The information below comes from the statement of deficiencies compiled by health inspectors and provided to AHCJ by the Centers for Medicare and Medicaid Services. It does not include the steps the hospital plans to take to fix the problem, known as a plan of correction. For that information, you should contact the hospital, your state health department or CMS. Accessing the document may require you to file a Freedom of Information Request. Information on doing so is available here.
|BAPTIST HEALTH CORBIN||ONE TRILLIUM WAY CORBIN, KY 40701||March 1, 2011|
|VIOLATION: PATIENT RIGHTS: INFORMED CONSENT||Tag No: A0131|
|**NOTE- TERMS IN BRACKETS HAVE BEEN EDITED TO PROTECT CONFIDENTIALITY**
Based on interview and record review, it was determined the facility failed to afford the patient's representative the right to make an informed decision regarding the patient's care and treatments. The facility failed to inform patient #1's representative that the patient was having a Modified Barium Swallow test performed on August 23, 2010.
The findings include:
1. Review of patient #1's medical record revealed the patient was admitted to the facility on on an outpatient basis to have a Modified Barium Swallow test performed due to a diagnosis of Choking. Review of patient #1's medical record revealed the face sheet listed the resident as being a ward of the state and having a state guardian with a telephone number listed for the state guardian. Review of the patient's Inpatient and Outpatient Condition and Consent form revealed the patient's mark and a statement that the patient gave verbal consent for treatment. There was no documentation in the medical record that the patient's representative/state guardian was notified that the procedure was being performed on the patient.
An interview conducted on March 2, 2011, at 10:00 a.m., with patient #1's state guardian revealed the facility did not inform the guardian that patient #1 was at the facility having a procedure performed on August 23, 2010. The interview revealed the state guardian did not give consent for treatment for patient #1 on August 23, 2010.
2. Review of patient #2's medical record revealed the patient was admitted to the facility on on [DATE], with diagnoses of Anxiety, Gastroesophageal Reflux Disease, and Paranoia. Review of patient #2's medical record revealed a yellow alert sheet in the front of the chart stating the patient had a state guardian. Review of the patient's Surgery/Procedure Informed Consent form dated February 26, 2011, for bilateral second toe nail removal, revealed patient #2 signed the consent form.

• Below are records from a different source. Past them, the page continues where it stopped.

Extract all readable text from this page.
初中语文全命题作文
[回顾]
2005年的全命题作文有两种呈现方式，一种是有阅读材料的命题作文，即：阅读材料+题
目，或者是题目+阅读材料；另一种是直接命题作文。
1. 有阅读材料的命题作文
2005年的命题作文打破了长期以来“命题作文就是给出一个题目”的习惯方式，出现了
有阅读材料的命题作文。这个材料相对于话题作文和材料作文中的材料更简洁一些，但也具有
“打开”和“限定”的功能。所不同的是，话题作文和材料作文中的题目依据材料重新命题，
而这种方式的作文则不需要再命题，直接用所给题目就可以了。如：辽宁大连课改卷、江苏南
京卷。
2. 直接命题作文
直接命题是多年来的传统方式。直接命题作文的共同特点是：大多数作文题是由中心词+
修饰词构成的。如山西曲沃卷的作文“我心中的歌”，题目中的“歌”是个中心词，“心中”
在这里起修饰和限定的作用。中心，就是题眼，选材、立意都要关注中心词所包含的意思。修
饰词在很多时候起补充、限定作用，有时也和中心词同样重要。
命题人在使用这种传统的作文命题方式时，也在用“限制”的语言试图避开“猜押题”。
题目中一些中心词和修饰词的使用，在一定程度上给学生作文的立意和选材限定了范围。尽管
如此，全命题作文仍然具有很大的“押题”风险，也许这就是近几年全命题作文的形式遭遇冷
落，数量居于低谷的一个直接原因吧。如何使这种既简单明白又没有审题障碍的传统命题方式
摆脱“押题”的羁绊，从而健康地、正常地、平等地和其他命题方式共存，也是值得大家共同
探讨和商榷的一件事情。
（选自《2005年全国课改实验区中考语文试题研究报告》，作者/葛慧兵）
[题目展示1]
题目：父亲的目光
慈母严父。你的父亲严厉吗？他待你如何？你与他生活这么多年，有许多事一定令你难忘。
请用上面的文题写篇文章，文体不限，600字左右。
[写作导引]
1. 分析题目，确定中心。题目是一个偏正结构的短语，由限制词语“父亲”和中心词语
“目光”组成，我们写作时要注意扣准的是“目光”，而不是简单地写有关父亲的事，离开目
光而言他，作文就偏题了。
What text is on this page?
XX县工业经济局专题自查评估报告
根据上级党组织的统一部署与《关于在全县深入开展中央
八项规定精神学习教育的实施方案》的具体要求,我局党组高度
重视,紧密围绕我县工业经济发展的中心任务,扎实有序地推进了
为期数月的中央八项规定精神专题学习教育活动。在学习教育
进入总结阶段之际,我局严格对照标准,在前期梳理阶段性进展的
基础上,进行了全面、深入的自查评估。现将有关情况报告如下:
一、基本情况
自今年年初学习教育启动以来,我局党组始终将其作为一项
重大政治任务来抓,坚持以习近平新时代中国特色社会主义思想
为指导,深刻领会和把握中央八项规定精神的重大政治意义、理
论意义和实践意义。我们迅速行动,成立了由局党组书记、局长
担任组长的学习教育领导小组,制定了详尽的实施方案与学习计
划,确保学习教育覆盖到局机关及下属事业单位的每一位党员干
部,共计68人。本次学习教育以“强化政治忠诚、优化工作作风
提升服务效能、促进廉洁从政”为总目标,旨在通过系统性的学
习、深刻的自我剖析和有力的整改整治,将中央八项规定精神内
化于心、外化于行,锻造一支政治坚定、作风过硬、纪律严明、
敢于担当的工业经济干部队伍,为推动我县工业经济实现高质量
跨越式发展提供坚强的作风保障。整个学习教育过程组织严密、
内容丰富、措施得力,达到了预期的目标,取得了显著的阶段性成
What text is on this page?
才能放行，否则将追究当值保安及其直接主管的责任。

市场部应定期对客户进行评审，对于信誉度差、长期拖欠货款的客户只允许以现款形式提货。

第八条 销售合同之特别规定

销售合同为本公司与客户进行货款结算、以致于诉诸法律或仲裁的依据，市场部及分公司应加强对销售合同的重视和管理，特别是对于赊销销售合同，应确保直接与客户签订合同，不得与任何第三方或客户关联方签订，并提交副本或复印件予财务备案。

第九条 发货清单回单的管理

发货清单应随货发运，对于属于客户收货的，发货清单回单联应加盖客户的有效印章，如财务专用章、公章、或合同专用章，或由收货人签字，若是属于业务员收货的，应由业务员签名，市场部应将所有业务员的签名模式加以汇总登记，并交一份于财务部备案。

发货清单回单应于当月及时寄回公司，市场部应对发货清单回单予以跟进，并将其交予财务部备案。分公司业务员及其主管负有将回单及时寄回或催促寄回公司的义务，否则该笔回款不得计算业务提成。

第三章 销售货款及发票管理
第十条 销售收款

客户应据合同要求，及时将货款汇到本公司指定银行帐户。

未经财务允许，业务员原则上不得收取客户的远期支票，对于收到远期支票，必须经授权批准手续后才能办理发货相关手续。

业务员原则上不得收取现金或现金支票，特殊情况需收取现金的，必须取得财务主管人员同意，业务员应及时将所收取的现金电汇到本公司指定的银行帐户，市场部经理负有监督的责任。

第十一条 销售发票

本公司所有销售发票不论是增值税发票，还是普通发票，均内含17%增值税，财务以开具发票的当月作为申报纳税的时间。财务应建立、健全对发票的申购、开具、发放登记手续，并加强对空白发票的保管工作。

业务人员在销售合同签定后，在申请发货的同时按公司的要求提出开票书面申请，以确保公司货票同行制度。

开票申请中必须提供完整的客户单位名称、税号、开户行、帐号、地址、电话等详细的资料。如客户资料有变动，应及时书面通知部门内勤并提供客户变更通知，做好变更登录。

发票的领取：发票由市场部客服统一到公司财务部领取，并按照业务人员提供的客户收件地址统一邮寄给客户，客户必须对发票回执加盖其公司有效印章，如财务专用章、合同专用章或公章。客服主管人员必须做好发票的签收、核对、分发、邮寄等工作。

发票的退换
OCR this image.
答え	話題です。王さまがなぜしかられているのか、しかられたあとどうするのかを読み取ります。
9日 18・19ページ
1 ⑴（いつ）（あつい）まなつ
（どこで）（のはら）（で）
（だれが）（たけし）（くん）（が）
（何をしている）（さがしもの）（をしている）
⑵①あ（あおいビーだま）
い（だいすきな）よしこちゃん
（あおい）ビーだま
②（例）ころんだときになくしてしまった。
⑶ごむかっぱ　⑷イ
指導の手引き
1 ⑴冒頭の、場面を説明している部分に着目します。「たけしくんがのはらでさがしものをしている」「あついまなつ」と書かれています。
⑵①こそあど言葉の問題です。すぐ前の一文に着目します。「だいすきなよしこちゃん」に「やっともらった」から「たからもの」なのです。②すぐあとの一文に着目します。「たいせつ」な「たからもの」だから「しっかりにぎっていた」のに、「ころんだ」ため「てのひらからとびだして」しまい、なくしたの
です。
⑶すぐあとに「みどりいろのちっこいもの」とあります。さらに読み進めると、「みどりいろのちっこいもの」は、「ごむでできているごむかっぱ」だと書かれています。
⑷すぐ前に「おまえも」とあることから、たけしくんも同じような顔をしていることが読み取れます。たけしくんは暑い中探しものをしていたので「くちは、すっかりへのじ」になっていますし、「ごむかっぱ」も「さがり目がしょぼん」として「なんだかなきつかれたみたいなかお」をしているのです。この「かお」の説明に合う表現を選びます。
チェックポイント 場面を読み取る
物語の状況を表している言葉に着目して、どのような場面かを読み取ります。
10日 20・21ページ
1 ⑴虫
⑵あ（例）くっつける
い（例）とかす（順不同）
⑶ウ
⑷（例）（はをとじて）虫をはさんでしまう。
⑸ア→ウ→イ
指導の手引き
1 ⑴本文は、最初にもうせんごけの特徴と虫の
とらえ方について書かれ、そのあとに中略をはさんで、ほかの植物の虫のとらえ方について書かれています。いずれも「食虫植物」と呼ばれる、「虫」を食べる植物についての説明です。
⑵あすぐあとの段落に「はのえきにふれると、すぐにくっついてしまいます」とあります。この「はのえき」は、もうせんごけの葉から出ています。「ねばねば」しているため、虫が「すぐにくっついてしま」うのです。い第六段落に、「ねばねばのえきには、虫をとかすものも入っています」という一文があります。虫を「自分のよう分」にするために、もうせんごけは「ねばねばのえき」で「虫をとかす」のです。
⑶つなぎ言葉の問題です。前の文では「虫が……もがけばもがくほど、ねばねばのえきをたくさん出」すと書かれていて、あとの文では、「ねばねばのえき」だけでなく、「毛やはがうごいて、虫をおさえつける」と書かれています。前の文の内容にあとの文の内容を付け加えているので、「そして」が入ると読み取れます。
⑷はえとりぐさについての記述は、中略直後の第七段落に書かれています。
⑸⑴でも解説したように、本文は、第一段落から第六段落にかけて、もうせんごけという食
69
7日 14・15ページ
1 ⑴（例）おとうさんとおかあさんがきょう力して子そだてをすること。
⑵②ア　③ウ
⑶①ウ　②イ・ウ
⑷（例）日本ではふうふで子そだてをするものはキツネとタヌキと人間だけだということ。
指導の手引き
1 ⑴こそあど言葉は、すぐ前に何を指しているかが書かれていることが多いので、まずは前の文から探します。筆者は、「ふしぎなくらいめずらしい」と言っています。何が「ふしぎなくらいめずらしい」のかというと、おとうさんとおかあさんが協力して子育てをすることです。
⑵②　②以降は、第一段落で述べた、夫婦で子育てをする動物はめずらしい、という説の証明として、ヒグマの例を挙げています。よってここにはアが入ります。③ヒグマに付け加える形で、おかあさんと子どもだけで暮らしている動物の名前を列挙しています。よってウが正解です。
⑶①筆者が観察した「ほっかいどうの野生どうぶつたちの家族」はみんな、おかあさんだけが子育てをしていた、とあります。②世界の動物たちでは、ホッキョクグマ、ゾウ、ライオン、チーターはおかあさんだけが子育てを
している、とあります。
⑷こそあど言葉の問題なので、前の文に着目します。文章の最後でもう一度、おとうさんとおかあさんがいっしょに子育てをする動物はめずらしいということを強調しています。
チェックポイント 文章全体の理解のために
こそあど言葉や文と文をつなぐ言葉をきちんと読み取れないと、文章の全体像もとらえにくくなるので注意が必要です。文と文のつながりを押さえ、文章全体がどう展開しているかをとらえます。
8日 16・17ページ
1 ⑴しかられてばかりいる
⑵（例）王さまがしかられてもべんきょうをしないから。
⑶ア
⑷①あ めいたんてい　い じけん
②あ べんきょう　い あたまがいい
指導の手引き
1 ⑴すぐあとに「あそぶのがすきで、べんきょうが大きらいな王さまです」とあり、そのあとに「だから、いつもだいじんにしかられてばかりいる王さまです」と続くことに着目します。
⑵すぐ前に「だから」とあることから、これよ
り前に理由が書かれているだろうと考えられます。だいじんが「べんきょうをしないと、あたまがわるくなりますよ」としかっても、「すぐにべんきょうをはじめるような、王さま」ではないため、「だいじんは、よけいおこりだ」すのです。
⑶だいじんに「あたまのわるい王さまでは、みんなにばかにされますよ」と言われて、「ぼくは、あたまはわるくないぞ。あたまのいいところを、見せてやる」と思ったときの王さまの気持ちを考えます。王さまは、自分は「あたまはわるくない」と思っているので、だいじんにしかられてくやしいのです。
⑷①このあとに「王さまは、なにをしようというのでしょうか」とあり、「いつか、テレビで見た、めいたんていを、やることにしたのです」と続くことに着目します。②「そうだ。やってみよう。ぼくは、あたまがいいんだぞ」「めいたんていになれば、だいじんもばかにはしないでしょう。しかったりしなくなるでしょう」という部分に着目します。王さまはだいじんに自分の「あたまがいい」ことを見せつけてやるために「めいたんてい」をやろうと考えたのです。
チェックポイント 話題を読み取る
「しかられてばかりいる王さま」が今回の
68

There was no documentation in the medical record the patient's representative/state guardian was notified the procedure was being performed on the patient.
An interview conducted on March 2, 2011, at 10:00 a.m., with patient #2's state guardian, revealed the facility did not inform the guardian that patient #2 was having a procedure (bilateral second toe nail removal) performed on February 26, 2011. The interview revealed the state guardian was informed the patient's toe nails had been removed on February 28, 2011, when the nursing home readmitted the patient.
Review of the facility's Consent to Treatment and Informed Consent policy revised August 2009 revealed every individual had the right to make informed decisions involving the patient's health care or to have those informed decisions made by the patient's legally authorized representative. The policy stated, "To the degree possible, no individual should be subjected to any medical treatment or procedure without his/her or his/her legal representative's consent." The review revealed employees responsible for admitting patients to the hospital were responsible to obtain written consent for the patient to be admitted and treated on the form provided by the facility. General consent to treat allowed the health care provider to perform non-invasive, non-surgical, and/or routine medical treatment, and HIV, Hepatitis, or any other blood-borne infectious disease testing, according to the policy.
An interview conducted on March 1, 2011, at 10:55 a.m., with the Patient Care Coordinator, revealed nursing staff was required to obtain consent from a patient's guardian for any procedures such as x-rays, blood work, or surgery.
An interview conducted on March 1, 2011, at 2:17 p.m., with RN #1 revealed on February 26, 2011, the physician came to the facility to clip patient #2's toe nails and the decision was made to remove the toe nails. The interview revealed the RN obtained a surgical consent form and had patient #2 sign the consent. RN #1 denied that patient #2's guardian was informed concerning the toe nail removal before or after the procedure.